VwGH 2012/22/0102

VwGH2012/22/010219.11.2014

Der Verwaltungsgerichtshof hat durch die Vorsitzende Senatspräsidentin Dr. Bernegger, den Hofrat Dr. Robl, die Hofrätin Mag. Merl und die Hofräte Dr. Mayr und Dr. Schwarz als Richter, im Beisein der Schriftführerin Mag. Schweda, über die Beschwerde des A in W, vertreten durch Dr. Alois Eichinger, Rechtsanwalt in 1030 Wien, Rochusgasse 2/12, gegen den Bescheid der Bundesministerin für Inneres vom 10. April 2012, Zl. 321.364/2- III/4/11, betreffend Aufenthaltstitel, zu Recht erkannt:

Normen

AuslBG §24 idF 2005/I/101;
AVG §45;
NAG 2005 §41 Abs2 Z4;
AuslBG §24 idF 2005/I/101;
AVG §45;
NAG 2005 §41 Abs2 Z4;

 

Spruch:

Die Beschwerde wird als unbegründet abgewiesen.
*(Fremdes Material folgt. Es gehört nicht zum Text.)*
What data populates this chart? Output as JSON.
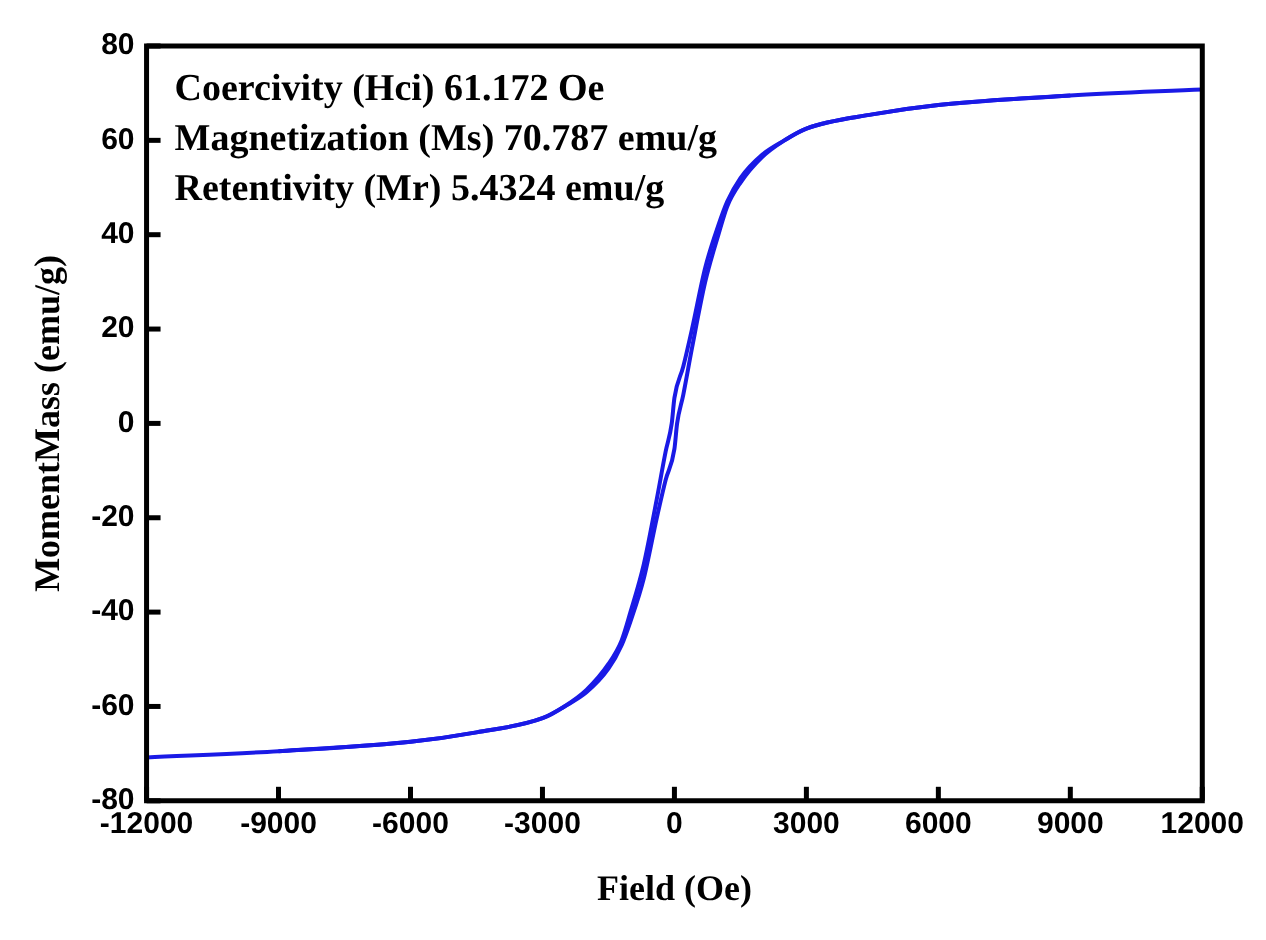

Der Beschwerdeführer hat dem Bund Aufwendungen in der Höhe von EUR 57,40 binnen zwei Wochen bei sonstiger Exekution zu ersetzen.

Begründung

Mit dem angefochtenen Bescheid wies die Bundesministerin für Inneres (in der Folge kurz als "Behörde" bezeichnet) den am 17. Februar 2011 bei der erstinstanzlichen Behörde gestellten Erstantrag des Beschwerdeführers, eines Staatsangehörigen von Bosnien und Herzegowina, auf Erteilung einer "Aufenthaltsbewilligung - Selbständiger", der seit dem 1. Juli 2011 als Antrag auf Erteilung eines Aufenthaltstitels "Rot-Weiß-Rot - Karte" zu werten sei, gemäß § 41 Abs. 2 Niederlassungs- und Aufenthaltsgesetz (NAG) und § 24 Ausländerbeschäftigungsgesetz (AuslBG) ab.
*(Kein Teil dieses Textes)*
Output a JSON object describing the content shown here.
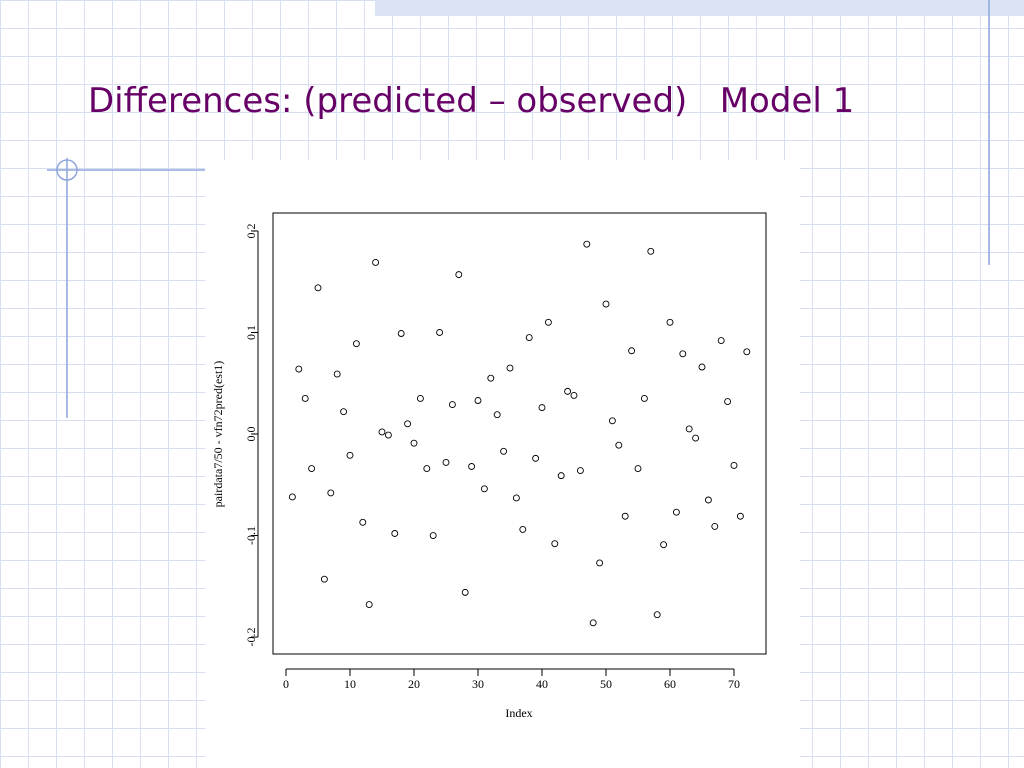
{
  "chart_data": {
    "type": "scatter",
    "title": "Differences: (predicted – observed)   Model 1",
    "xlabel": "Index",
    "ylabel": "pairdata7/50 - vfn72pred(est1)",
    "x": [
      1,
      2,
      3,
      4,
      5,
      6,
      7,
      8,
      9,
      10,
      11,
      12,
      13,
      14,
      15,
      16,
      17,
      18,
      19,
      20,
      21,
      22,
      23,
      24,
      25,
      26,
      27,
      28,
      29,
      30,
      31,
      32,
      33,
      34,
      35,
      36,
      37,
      38,
      39,
      40,
      41,
      42,
      43,
      44,
      45,
      46,
      47,
      48,
      49,
      50,
      51,
      52,
      53,
      54,
      55,
      56,
      57,
      58,
      59,
      60,
      61,
      62,
      63,
      64,
      65,
      66,
      67,
      68,
      69,
      70,
      71,
      72
    ],
    "series": [
      {
        "color": "#000000",
        "values": [
          -0.062,
          0.064,
          0.035,
          -0.034,
          0.144,
          -0.143,
          -0.058,
          0.059,
          0.022,
          -0.021,
          0.089,
          -0.087,
          -0.168,
          0.169,
          0.002,
          -0.001,
          -0.098,
          0.099,
          0.01,
          -0.009,
          0.035,
          -0.034,
          -0.1,
          0.1,
          -0.028,
          0.029,
          0.157,
          -0.156,
          -0.032,
          0.033,
          -0.054,
          0.055,
          0.019,
          -0.017,
          0.065,
          -0.063,
          -0.094,
          0.095,
          -0.024,
          0.026,
          0.11,
          -0.108,
          -0.041,
          0.042,
          0.038,
          -0.036,
          0.187,
          -0.186,
          -0.127,
          0.128,
          0.013,
          -0.011,
          -0.081,
          0.082,
          -0.034,
          0.035,
          0.18,
          -0.178,
          -0.109,
          0.11,
          -0.077,
          0.079,
          0.005,
          -0.004,
          0.066,
          -0.065,
          -0.091,
          0.092,
          0.032,
          -0.031,
          -0.081,
          0.081
        ]
      }
    ],
    "xlim": [
      -2.03,
      75.0
    ],
    "ylim": [
      -0.2167,
      0.2177
    ],
    "xticks": [
      0,
      10,
      20,
      30,
      40,
      50,
      60,
      70
    ],
    "yticks": [
      -0.2,
      -0.1,
      {
        "value": 0,
        "label": "0.0"
      },
      0.1,
      0.2
    ]
  }
}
Zur Begründung führte sie im Wesentlichen aus, die schlüssige Darstellung der beabsichtigten selbständigen Erwerbstätigkeit in den Gutachten der Landesgeschäftsstelle des Arbeitsmarktservice (AMS) Niederösterreich vom 27. April 2011, vom 27. Mai 2011 und vom 2. April 2012 habe ergeben, dass hinsichtlich der Schaffung von Arbeitsplätzen und/oder eines Transfers von Investitionskapital nichts hervorgebracht worden sei. Nach dem letzten Gutachten, das die in der Berufung vorgelegten Unterlagen berücksichtigte, sei mit der Aktivität der S. KG (Handelsgewerbe und Handelsagent) kein Geldfluss im Bundesgebiet verbunden. Das Erzielen eines geringfügigen Gewinnes stelle keinen Kapitaleinsatz iS § 24 AuslBG dar. Erhebungen hätten ergeben, dass nur mehr der Beschwerdeführer bei der Gesellschaft beschäftigt sei. Die bedarfsbedingte Anstellung einer Arbeitskraft begründe keine wirtschaftliche Wertschöpfung im Sinne des § 24 AuslBG.
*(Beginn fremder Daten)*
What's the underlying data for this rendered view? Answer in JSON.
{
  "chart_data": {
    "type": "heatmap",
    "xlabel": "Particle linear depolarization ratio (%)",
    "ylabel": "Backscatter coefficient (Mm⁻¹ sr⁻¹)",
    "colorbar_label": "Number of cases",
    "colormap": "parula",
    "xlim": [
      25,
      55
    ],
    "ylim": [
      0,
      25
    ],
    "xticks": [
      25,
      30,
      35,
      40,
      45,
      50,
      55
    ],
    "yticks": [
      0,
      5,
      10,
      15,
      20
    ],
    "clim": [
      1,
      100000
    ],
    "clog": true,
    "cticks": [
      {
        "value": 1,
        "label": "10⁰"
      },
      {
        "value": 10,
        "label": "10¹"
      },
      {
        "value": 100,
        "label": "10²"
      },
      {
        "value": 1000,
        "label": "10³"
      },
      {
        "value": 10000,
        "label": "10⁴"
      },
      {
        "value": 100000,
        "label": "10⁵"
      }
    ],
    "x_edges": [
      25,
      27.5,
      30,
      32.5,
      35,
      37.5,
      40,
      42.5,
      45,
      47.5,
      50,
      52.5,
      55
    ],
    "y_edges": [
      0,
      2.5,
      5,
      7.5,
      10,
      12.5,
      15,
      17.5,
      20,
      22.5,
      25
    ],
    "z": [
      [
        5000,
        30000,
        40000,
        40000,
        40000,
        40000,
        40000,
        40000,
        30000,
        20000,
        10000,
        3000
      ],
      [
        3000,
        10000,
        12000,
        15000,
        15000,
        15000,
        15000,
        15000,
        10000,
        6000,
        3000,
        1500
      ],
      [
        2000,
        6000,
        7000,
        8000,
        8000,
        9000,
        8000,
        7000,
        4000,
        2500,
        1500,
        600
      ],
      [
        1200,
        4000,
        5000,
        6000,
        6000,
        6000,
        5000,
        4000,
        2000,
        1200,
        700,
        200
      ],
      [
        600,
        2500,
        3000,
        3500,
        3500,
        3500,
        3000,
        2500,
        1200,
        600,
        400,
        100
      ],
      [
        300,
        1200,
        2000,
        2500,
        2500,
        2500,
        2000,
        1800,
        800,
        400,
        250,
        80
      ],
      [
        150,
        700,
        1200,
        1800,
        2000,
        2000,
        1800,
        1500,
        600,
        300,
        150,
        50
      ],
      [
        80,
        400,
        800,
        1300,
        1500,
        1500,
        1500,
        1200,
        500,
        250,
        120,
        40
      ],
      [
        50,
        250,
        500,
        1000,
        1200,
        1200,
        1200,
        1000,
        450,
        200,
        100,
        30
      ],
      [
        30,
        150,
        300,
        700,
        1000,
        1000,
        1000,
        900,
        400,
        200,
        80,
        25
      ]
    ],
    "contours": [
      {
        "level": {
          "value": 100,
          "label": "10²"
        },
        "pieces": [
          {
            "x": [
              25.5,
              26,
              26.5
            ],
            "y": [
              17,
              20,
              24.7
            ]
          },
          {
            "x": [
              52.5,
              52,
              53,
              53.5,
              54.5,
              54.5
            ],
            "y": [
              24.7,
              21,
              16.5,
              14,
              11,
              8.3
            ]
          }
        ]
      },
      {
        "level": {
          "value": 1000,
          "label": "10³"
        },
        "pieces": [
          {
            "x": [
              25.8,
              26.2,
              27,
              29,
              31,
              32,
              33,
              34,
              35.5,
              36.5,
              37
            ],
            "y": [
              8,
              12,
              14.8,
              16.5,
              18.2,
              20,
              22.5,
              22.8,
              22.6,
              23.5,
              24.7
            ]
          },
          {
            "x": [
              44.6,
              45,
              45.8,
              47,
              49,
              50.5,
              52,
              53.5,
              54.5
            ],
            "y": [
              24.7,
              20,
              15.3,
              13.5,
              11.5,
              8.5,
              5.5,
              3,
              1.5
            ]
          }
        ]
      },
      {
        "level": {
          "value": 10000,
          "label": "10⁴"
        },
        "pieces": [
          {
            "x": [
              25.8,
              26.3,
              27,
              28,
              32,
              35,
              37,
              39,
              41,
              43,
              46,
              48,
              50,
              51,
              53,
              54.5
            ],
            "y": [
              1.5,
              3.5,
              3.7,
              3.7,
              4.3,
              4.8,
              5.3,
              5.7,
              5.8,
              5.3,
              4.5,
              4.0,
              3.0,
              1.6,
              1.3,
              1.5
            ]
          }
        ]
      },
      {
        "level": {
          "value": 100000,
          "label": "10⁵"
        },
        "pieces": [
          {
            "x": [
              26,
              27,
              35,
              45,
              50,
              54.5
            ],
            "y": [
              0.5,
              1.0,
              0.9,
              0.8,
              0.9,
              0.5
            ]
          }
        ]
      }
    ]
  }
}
Die behauptete einmalige Investition in der Höhe von EUR 40.000,--, worüber kein Nachweis erbracht worden sei, sei - wie die Behörde weiter ausführt - einerseits nicht als maßgeblicher monetärer Aufwand im Sinne des § 24 AuslbG zu werten und stelle andererseits keinen anhaltenden Geldeinsatz dar, weshalb daraus kein gesamtwirtschaftlicher Nutzen resultiere. Die Beschäftigung von drei Arbeitskräften, wobei lediglich die Anstellung einer Person belegt worden sei, begründe keine wirtschaftliche Wertschöpfung im Sinne des § 24 AuslbG. Das Erzielen eines geringfügigen Gewinnes sei kein Kapitaleinsatz im Sinne des § 24 AuslbG.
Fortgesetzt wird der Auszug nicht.